Apesar de que a prescrição de dieta consistindo exclusivamente de fórmula à base de mistura de aminoácidos resulta eficiente quanto à redução dos sintomas da EE, freqüentemente esta dieta não é bem tolerada devido a sua baixa palatabilidade, necessitando muitas vezes ser infundida por sonda naso-gástrica. Este procedimento a médio e longo prazos torna-se altamente inconveniente para o paciente, o que representa um fator limitante para sua utilização universal.

O uso de glicocorticóides seja por via sistêmica ou por aplicação tópica, tem sido empregado com resultados satisfatórios em um elevado número de pacientes. A prescrição de corticóides por via sistêmica tem sido feita para pacientes que apresentam exacerbação aguda dos sintomas, enquanto que a aplicação tópica tem sido empregada para oferecer controle da doença a longo prazo.
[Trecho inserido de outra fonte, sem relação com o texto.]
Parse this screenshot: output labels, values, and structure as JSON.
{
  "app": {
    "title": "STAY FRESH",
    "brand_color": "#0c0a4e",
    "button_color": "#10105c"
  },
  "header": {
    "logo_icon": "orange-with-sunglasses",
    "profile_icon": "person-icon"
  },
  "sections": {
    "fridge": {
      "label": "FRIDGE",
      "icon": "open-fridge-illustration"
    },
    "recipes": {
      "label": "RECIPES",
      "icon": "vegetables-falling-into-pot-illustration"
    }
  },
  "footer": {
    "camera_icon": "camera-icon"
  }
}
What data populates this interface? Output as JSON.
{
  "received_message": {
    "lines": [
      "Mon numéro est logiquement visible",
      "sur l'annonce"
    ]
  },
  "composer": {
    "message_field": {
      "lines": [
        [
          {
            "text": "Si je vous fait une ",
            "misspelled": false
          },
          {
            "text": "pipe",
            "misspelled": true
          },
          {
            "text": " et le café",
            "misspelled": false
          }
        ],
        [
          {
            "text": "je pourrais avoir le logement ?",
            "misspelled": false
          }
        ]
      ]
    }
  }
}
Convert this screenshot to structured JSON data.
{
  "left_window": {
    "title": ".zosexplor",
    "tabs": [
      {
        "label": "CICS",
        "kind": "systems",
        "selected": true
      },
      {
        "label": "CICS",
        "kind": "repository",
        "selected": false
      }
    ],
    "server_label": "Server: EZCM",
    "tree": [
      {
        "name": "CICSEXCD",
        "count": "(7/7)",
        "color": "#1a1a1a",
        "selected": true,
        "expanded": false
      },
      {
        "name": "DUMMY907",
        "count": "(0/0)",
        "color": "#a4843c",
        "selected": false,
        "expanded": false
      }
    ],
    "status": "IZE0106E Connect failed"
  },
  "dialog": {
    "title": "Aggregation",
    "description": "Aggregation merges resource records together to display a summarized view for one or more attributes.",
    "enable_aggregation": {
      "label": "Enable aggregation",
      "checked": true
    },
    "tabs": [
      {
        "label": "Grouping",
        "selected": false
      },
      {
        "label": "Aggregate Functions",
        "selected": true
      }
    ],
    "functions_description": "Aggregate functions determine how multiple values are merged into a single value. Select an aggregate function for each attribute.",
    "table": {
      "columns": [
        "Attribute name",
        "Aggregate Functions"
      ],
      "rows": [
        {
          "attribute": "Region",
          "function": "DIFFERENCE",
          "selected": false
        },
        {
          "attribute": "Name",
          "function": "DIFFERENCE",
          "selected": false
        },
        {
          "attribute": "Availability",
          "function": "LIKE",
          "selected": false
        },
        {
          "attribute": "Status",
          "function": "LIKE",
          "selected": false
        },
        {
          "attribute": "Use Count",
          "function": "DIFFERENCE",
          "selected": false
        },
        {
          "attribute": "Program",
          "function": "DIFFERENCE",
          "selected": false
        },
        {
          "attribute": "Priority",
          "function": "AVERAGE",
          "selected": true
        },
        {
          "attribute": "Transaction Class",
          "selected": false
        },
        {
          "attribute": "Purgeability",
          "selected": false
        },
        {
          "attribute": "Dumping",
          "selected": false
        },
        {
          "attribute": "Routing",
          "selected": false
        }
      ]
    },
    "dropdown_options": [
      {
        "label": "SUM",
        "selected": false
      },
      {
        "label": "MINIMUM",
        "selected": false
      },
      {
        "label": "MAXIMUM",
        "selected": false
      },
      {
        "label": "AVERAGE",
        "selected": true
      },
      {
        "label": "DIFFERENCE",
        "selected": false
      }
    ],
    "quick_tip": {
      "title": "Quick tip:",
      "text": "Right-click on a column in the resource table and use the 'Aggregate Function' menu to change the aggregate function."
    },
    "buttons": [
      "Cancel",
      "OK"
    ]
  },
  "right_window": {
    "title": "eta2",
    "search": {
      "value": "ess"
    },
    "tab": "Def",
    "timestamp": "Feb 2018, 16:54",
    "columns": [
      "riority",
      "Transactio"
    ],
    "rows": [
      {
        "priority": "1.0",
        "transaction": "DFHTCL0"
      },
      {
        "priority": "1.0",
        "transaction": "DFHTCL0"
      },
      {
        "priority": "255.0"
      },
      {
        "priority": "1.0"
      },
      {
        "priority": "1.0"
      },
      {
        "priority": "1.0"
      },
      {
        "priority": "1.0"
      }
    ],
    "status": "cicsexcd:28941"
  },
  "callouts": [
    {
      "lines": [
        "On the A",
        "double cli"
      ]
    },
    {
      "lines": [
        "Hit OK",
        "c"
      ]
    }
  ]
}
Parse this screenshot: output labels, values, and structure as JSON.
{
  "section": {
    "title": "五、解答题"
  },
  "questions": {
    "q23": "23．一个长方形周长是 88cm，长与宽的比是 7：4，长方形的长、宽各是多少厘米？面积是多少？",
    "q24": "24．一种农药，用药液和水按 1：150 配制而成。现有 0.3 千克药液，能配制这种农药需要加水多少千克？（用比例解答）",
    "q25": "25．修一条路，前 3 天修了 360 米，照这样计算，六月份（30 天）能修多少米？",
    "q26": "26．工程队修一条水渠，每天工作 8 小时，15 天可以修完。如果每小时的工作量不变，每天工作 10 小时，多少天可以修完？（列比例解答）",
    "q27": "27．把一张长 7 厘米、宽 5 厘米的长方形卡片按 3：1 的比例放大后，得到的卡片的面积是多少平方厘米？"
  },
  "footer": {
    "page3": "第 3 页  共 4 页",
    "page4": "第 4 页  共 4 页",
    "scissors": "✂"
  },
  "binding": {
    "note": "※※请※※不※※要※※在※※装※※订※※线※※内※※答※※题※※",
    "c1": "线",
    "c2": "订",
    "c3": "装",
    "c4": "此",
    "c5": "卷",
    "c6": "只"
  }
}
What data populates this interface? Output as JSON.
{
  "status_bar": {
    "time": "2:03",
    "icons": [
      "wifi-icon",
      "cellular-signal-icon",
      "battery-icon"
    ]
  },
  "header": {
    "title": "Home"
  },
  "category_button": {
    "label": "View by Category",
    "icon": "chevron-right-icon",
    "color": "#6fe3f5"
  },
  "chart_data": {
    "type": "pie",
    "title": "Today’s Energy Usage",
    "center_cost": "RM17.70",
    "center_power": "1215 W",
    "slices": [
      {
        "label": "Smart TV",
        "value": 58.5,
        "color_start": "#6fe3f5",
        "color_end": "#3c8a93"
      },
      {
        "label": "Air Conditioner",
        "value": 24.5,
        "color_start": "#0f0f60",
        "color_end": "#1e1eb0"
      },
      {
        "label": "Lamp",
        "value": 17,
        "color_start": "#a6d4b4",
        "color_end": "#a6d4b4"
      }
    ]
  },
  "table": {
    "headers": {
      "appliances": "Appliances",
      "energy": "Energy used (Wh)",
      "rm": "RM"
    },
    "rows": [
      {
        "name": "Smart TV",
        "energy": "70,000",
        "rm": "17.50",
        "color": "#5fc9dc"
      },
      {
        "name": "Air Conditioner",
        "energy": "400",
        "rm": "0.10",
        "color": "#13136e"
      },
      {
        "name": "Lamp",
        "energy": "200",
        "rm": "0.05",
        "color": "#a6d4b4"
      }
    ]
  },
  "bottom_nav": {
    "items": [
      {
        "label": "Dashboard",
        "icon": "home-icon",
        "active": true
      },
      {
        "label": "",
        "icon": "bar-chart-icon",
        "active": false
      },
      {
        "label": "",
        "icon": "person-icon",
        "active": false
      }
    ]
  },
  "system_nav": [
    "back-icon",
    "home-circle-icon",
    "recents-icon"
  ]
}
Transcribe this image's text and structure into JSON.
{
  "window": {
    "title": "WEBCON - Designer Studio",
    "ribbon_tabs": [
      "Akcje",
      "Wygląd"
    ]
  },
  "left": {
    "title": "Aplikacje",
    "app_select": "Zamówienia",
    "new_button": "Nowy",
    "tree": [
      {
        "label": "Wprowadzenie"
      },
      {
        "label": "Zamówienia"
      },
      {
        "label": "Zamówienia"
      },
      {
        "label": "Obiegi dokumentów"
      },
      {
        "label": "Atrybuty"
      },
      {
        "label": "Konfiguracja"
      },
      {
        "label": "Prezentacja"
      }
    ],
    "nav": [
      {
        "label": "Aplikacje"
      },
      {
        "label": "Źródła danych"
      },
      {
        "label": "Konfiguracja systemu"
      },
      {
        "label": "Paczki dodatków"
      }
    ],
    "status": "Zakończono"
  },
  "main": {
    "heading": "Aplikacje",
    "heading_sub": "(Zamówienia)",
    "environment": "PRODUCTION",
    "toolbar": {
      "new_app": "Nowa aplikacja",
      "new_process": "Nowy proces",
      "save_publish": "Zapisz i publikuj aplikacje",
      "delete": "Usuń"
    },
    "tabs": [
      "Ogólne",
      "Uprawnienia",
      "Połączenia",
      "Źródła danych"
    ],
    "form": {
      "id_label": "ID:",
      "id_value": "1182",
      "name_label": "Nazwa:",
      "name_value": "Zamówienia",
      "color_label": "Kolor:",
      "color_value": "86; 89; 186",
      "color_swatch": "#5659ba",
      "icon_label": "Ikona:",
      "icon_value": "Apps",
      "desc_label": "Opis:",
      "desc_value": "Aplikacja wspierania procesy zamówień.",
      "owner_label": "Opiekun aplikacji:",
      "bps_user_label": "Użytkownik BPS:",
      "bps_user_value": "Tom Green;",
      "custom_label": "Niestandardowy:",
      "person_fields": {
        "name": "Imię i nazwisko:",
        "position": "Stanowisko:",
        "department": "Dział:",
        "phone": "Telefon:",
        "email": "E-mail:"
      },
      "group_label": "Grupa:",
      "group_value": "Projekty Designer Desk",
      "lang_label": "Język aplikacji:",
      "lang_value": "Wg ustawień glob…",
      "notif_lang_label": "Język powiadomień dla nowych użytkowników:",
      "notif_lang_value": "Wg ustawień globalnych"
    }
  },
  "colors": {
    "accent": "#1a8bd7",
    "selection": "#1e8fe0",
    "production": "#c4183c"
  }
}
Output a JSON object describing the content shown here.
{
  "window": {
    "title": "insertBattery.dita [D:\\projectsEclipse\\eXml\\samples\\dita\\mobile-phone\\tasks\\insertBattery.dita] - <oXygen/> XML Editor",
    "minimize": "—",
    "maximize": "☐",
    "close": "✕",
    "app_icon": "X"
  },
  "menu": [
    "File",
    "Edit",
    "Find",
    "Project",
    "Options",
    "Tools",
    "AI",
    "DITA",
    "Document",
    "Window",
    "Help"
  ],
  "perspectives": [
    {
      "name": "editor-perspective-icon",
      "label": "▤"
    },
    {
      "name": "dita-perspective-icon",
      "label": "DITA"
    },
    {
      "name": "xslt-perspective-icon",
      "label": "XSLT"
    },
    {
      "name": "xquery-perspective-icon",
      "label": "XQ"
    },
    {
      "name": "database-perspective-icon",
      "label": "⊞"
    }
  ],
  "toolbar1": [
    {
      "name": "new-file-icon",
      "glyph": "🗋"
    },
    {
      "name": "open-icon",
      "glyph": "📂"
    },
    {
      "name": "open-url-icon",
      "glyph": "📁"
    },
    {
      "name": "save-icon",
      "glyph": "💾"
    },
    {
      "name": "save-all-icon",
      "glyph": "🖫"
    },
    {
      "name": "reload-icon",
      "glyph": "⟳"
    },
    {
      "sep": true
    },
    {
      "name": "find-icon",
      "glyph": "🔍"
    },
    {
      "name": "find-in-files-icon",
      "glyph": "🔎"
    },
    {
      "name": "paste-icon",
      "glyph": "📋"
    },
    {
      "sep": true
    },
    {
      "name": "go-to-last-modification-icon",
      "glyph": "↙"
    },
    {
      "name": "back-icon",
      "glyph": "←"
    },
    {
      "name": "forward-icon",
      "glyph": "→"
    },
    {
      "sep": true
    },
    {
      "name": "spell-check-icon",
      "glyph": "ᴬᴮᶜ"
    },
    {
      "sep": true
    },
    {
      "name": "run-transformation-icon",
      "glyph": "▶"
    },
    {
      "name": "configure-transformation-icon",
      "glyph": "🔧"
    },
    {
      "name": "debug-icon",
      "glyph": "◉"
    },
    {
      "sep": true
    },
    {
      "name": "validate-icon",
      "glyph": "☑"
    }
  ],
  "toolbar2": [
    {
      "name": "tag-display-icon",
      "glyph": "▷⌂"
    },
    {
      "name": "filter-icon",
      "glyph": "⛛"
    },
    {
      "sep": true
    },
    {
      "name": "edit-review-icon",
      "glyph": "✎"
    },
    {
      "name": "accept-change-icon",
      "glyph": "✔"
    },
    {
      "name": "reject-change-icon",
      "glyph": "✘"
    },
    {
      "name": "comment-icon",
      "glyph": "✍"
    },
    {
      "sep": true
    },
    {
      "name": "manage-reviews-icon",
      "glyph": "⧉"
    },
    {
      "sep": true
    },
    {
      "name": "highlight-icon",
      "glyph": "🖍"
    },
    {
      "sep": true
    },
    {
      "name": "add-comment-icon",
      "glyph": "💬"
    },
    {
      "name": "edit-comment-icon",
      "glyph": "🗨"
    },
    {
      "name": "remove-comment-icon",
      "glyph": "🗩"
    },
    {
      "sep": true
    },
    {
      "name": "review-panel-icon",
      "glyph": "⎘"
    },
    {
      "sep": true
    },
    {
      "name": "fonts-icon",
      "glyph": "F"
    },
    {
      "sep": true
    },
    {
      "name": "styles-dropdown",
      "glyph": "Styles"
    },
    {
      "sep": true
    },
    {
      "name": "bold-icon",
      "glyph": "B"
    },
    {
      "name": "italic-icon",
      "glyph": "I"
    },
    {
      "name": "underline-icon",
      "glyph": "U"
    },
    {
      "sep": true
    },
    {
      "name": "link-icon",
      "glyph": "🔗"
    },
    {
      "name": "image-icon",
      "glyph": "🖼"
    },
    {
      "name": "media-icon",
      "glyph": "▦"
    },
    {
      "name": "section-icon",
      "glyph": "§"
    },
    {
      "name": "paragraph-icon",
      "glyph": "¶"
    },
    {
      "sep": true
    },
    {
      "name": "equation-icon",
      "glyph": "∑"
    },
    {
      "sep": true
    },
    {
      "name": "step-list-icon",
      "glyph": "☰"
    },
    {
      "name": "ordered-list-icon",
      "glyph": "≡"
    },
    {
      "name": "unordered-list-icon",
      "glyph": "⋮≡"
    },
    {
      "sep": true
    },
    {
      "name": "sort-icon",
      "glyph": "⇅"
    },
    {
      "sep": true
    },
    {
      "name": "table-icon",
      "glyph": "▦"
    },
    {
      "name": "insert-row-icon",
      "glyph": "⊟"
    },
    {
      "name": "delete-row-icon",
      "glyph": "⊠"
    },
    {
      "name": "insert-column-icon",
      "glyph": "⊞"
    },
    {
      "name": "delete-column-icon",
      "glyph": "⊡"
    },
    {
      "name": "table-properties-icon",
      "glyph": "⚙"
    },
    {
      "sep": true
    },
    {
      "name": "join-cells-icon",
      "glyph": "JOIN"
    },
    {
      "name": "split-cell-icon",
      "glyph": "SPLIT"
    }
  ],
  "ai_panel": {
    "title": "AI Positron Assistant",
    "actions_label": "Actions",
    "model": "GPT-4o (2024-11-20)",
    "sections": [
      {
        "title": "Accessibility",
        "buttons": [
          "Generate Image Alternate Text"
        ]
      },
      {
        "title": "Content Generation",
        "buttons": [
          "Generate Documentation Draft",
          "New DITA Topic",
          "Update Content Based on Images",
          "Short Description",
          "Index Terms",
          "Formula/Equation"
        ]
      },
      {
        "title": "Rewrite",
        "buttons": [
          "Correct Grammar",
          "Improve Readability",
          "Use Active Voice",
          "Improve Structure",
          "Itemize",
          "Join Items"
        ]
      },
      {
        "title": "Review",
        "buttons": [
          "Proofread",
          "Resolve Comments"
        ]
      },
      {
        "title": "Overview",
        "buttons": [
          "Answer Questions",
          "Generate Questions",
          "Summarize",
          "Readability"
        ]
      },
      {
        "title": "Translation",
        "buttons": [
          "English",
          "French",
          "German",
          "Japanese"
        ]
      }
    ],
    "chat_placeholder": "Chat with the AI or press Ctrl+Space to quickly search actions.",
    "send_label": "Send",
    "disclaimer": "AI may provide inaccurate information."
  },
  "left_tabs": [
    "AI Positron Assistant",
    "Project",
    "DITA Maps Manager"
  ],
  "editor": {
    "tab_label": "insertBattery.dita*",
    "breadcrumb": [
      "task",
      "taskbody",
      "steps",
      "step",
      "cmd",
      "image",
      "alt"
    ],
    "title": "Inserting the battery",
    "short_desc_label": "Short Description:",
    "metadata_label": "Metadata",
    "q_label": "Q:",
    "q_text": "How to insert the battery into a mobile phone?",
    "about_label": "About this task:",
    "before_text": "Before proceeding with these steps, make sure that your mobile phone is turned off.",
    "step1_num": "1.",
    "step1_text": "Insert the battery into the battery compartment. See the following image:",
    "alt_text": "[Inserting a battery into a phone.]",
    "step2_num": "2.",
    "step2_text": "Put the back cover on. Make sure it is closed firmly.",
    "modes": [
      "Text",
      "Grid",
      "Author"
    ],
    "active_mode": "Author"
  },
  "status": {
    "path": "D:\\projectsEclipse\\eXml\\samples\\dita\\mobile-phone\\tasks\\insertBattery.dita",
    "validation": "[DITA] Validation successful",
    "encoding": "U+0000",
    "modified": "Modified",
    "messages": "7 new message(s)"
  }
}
Finalmente, é importante enfatizar que a EE trata-se de uma enfermidade crônica, e como tal, necessita tratamento continuado, posto que as manifestações clínicas quase que uniformemente reaparecem quando a medicação é suspensa, seja quando os corticóides são descontinuados ou a dieta liberada.

Isto posto, terminamos esta extensa revisão de uma enfermidade que se mostra cada vez mais prevalente em todo o universo e que requer, portanto, uma especial atenção quanto ao seu diagnóstico e tratamento (Figura 15).